Das Zug-Glück
Ein Zug rollt kurz nach 23 Uhr aus dem Bahnhof Olten in Richtung Luzern. Er stoppt praktisch an jeder Haltestelle, wo Passagiere ein- und aussteigen. Der Zug ist nicht ganz voll, nur gerade so, dass jedes Abteil besetzt ist.
In einem Abteil sitzt eine junge Frau Anfang zwanzig, die müde gähnt und offensichtlich froh wäre bald daheim zu sein. Sie sitzt in Fahrtrichtung alleine in ihrem Abteil. Um Punkt 23.10 Uhr steigt in Aarburg-Oftringen ein junger Mann zu. Er steuert zum Abteil, in dem die zarte Frau alleine sitzt und fragt sie in etwas zu lautem Ton – ohne die auffälligen Kopfhörer zu heben – ob er sich setzen dürfe.

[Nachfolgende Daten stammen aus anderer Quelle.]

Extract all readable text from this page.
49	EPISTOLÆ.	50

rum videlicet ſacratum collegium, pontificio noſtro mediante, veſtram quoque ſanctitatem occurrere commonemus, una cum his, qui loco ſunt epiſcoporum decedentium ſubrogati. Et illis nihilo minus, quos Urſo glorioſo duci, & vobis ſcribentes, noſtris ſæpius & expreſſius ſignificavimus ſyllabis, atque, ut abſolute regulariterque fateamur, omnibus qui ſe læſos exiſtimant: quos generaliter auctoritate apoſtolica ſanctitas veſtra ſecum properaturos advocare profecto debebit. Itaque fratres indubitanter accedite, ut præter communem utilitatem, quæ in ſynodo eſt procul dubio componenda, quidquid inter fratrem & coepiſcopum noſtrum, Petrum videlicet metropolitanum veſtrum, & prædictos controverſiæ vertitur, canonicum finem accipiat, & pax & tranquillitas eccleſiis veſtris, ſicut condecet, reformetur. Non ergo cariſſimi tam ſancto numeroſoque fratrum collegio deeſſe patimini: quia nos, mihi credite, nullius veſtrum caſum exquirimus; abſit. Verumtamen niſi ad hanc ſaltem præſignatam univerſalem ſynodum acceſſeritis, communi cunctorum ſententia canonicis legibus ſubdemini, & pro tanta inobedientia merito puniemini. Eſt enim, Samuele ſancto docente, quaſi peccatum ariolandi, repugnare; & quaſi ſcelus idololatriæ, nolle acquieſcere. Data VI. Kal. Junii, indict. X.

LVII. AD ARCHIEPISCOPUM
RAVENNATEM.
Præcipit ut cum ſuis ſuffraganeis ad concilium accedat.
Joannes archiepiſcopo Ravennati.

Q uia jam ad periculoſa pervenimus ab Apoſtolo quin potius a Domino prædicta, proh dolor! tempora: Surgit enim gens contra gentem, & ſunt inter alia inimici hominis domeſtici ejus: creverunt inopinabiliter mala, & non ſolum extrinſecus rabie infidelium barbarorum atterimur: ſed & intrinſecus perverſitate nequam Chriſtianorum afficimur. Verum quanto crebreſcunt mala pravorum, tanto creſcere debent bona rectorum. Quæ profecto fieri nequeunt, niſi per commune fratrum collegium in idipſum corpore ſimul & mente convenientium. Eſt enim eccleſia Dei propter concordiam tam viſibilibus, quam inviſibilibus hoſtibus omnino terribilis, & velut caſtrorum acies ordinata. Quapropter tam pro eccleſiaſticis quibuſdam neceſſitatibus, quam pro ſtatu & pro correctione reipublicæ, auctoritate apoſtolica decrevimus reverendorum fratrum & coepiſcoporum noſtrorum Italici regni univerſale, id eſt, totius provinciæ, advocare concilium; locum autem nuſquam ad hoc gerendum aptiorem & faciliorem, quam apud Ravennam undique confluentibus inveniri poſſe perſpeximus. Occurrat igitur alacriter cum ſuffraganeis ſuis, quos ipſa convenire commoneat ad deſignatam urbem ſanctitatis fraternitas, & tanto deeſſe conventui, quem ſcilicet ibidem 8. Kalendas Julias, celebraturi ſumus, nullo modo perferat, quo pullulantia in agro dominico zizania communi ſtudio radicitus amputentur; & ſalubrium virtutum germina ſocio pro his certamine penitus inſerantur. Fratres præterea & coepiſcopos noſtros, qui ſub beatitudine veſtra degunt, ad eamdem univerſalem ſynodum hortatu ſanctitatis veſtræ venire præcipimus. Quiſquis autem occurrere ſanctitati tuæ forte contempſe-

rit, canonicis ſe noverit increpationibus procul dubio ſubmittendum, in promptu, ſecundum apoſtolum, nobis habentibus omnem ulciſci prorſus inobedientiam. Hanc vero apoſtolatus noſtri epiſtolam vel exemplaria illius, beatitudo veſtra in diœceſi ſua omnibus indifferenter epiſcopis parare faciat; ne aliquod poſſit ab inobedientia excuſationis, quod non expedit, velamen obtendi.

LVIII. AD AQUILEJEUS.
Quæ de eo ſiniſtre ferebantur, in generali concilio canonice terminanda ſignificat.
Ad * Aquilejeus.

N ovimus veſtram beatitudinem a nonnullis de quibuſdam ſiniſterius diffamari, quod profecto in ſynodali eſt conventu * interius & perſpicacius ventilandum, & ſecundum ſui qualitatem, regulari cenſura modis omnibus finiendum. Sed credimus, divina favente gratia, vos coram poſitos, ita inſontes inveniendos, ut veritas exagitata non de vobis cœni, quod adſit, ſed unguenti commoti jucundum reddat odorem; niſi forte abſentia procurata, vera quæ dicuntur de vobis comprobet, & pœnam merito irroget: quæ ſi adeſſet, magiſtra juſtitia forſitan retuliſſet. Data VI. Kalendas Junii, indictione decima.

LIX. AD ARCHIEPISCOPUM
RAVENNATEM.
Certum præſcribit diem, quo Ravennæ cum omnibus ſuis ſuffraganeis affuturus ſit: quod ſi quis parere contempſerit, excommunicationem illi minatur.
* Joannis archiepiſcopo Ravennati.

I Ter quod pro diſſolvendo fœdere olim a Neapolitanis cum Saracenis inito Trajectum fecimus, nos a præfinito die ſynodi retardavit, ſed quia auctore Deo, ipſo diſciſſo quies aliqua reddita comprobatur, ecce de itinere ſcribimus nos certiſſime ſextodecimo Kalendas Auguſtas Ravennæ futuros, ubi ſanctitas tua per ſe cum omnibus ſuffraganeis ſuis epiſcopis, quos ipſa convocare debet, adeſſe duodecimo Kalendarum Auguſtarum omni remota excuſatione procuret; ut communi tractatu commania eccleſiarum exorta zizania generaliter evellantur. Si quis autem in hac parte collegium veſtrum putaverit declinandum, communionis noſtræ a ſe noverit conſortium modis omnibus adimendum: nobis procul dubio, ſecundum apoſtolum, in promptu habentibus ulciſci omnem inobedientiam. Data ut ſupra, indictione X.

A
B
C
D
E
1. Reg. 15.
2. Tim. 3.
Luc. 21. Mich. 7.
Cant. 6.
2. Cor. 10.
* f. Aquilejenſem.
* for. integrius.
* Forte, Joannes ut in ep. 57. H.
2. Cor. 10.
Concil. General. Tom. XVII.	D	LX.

Er wartet ihr Nicken ab, grinst sie an und setzt sich vis-à-vis entgegen der Fahrtrichtung hin.
Aus seinen Kopfhörern ertönen dumpfe Basstöne, verzerrte Gitarrenklänge und ab und an ein kurzer Aufschrei. Klingt auch durch die Schalldämpfung der Kopfhörer nach Rockmusik. Er sieht auch danach aus: dunkle Klamotten von Kopf bis Fuss und schulterlanges Haar. Sie gehört offensichtlich einer anderen jugendlichen Subkultur an. Trotzdem scheinen sich die beiden sympathisch zu sein, achten aber darauf, dass sich ihre Blicke nicht kreuzen. Wenn sie es doch tun, huscht beiden ein scheues Lächeln übers Gesicht.
Sie versuchen beide unangestrengt zu wirken. Sie drückt – mittlerweile gar nicht mehr so müde wirkend – auf ihrem Smartphone herum. Von Zeit zu Zeit schaut sie konzentriert aus dem Fenster in ihr Abbild, das sich in der Dunkelheit der Nacht an der Zugscheibe spiegelt. Er hängt lässig in seinem Sitz und drückt währenddessen hörbar von Lied zu Lied. Dann richtet er sich auf um seine Haare zu ordnen, die sich in den Kopfhörern verfangen haben. Dazu hebt er den Kopfhörer leicht vom einen Ohr, fummelt ungeschickt an seinen Haaren rum und sagt ganz nebenbei zu ihr: „Du trägst schöne Schuhe!“ Sichtlich überrascht strahlt sie ihn verlegen an und bringt nur ein verkrampftes „Danke!“ über die Lippen. Danach geht die Szene weiter wie gehabt: beschämtes Schweigen, nervöser Blickkontakt, verlegenes Lächeln.
Kurz vor 23.30 Uhr hält der Zug in Wauwil. Er steht auf, hebt den Kopfhörer nochmals kurz vom einen Ohr, verabschiedet sich freundlich und wünscht ihr einen schönen Abend. Sie entgegnet: „Danke, das wünsche ich Dir auch.“ Dann schaut sie ihm nach, wie er den Zug verlässt und wie er draussen an ihrem Fenster vorbeiläuft und hinter dem beleuchteten Bahnhofgebäude in der Dunkelheit verschwindet. Als er nicht mehr zu sehen ist, setzt sie sich aufrecht hin, schaut runter zu ihren Schuhen und lächelt.